我们的长期目标是了解控制自身免疫性疾病的分子机制。我们的 直接的重点是一个名为GADD45的基因家族（生长骚扰和DNA损伤诱导），该家族 由三名成员，GADD45A，GADD45B和GADD45G组成。 GADD45A被证明参与了 已知调节T细胞的稳态和缺乏GADD45A会引起狼疮。其他两个的角色 家庭成员GADD45B和GADD45G在自身免疫性疾病中尚不清楚。在Th1细胞中，GADD45B和 TCP信号传导或IL-12和IL-18诱导GADD45G而不是GADD45A。我们发现缺乏 GADD45B和GADD45G导致针对单核细胞增生李斯特菌的Th1细胞数量大大减少。 预期TH1细胞数量很少，我们惊讶地看到GADD45B缺失导致 恶化的实验性过敏性脑脊髓炎（EAE）具有更严重的临床体征，延长了 疾病病程并增加发炎的中枢神经系统中的自动反应性Th1细胞。 GADD45B删除也导致 老鼠的脾脏增大。 GADD45B/GADD45G双重缺陷进一步加剧了这种表​​型和 与GADD45B单缺失相比，老鼠老鼠的脾脏大大增加。
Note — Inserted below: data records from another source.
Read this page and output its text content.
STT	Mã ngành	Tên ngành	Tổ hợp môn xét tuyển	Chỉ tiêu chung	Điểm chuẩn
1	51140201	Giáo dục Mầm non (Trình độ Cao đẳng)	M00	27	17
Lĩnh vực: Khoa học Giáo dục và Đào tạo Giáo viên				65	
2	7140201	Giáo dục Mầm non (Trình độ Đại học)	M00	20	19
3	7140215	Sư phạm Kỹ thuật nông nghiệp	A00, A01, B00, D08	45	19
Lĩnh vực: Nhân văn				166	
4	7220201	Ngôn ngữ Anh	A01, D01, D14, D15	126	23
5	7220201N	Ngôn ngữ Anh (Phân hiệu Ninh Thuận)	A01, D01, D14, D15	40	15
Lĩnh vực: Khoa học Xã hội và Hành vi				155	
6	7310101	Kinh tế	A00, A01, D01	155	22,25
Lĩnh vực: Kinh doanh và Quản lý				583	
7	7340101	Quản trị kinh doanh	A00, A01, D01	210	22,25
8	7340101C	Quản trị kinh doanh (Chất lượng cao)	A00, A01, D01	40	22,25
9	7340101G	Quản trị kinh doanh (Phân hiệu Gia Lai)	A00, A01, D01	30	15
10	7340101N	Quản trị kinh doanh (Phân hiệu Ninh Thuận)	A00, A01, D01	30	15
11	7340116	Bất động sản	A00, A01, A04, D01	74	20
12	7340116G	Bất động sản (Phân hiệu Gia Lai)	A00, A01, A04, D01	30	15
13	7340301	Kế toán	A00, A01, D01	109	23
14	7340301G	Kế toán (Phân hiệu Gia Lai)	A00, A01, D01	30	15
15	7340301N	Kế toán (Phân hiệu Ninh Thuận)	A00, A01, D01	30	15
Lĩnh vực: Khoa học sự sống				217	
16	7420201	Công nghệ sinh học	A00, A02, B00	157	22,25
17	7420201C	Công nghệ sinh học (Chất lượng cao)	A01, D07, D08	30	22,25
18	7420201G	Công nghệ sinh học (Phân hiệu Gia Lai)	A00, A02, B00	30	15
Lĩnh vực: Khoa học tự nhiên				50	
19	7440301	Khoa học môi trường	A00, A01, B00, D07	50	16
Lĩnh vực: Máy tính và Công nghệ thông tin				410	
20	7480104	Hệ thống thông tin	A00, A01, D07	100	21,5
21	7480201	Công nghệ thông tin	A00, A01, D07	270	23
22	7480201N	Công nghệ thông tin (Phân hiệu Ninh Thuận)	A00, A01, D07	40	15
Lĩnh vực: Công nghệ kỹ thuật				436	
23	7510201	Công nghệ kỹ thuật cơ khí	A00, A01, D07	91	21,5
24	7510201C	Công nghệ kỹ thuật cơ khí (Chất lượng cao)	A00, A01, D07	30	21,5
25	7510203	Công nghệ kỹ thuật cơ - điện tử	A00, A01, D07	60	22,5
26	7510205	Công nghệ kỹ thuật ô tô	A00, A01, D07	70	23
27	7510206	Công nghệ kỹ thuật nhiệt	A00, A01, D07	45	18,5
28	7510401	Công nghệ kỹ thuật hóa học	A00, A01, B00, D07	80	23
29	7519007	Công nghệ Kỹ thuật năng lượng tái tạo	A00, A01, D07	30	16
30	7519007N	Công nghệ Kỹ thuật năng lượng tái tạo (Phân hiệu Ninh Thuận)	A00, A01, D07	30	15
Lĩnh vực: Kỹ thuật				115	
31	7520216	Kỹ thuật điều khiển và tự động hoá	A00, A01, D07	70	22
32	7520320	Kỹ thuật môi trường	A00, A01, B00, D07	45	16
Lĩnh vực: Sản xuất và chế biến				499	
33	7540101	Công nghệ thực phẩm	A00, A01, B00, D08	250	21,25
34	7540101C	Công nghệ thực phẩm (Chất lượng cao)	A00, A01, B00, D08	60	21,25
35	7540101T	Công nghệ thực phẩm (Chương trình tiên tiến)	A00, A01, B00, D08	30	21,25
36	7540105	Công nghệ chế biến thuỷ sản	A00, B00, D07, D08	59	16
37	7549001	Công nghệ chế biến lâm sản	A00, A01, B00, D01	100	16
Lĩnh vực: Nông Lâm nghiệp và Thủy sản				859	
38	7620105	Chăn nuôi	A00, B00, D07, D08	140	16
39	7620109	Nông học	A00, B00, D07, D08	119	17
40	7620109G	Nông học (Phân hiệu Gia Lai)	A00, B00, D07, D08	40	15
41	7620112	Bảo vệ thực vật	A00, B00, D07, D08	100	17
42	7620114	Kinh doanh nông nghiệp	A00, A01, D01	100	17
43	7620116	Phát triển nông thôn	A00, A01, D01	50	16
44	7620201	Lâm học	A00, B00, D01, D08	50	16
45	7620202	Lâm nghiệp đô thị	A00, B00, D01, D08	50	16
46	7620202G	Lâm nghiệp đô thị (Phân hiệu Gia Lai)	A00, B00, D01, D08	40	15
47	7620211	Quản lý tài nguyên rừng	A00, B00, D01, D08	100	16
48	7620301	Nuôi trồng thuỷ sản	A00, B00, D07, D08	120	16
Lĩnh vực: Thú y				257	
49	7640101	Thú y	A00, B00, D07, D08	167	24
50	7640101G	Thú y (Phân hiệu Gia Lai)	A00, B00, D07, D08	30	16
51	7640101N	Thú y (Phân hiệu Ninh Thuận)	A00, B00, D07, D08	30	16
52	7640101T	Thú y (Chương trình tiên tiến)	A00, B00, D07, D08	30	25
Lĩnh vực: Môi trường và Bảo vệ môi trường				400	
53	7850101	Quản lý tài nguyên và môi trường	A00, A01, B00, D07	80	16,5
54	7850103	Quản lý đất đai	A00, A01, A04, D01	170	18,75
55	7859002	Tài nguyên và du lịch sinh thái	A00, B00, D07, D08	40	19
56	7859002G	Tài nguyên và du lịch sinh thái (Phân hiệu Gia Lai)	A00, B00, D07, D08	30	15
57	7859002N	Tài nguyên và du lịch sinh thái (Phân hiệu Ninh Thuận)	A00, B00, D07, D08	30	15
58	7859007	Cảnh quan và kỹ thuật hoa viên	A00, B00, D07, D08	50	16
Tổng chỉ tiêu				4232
扩大 脾脏是由于CD4+ T细胞与活化表型和B细胞的积累。我们的数据 建议GADD45B和GADD45G在调节活化的CD4+ T细胞中起着协同的作用。此外， 我们发现GADD45B和GADD45G抑制了增殖，并且是激活的凋亡所必需的 CD4+ T细胞。在此提案中，我们正在检验以下假设：GADD45蛋白质家族成员GADD45B GADD45G是自身免疫的重要负调节剂。具体我们计划：1。提供确定的 证明GADD45B和GADD45G协调调节自身免疫性疾病，2。 GADD45G对于控制T细胞增殖和EAE中的凋亡至关重要，3。研究分子 通过GADD45B和GADD45G调节Th1细胞增殖和凋亡的机制。规定 GADD45分子家族的外周效应子CD4+ T细胞中的增殖和凋亡提供了一种 自身免疫的新调节机制。 相关性：这项研究将导致针对这些分子以治疗或 预防自身免疫性疾病。这项研究还将揭示自身免疫性疾病的新疾病标志物。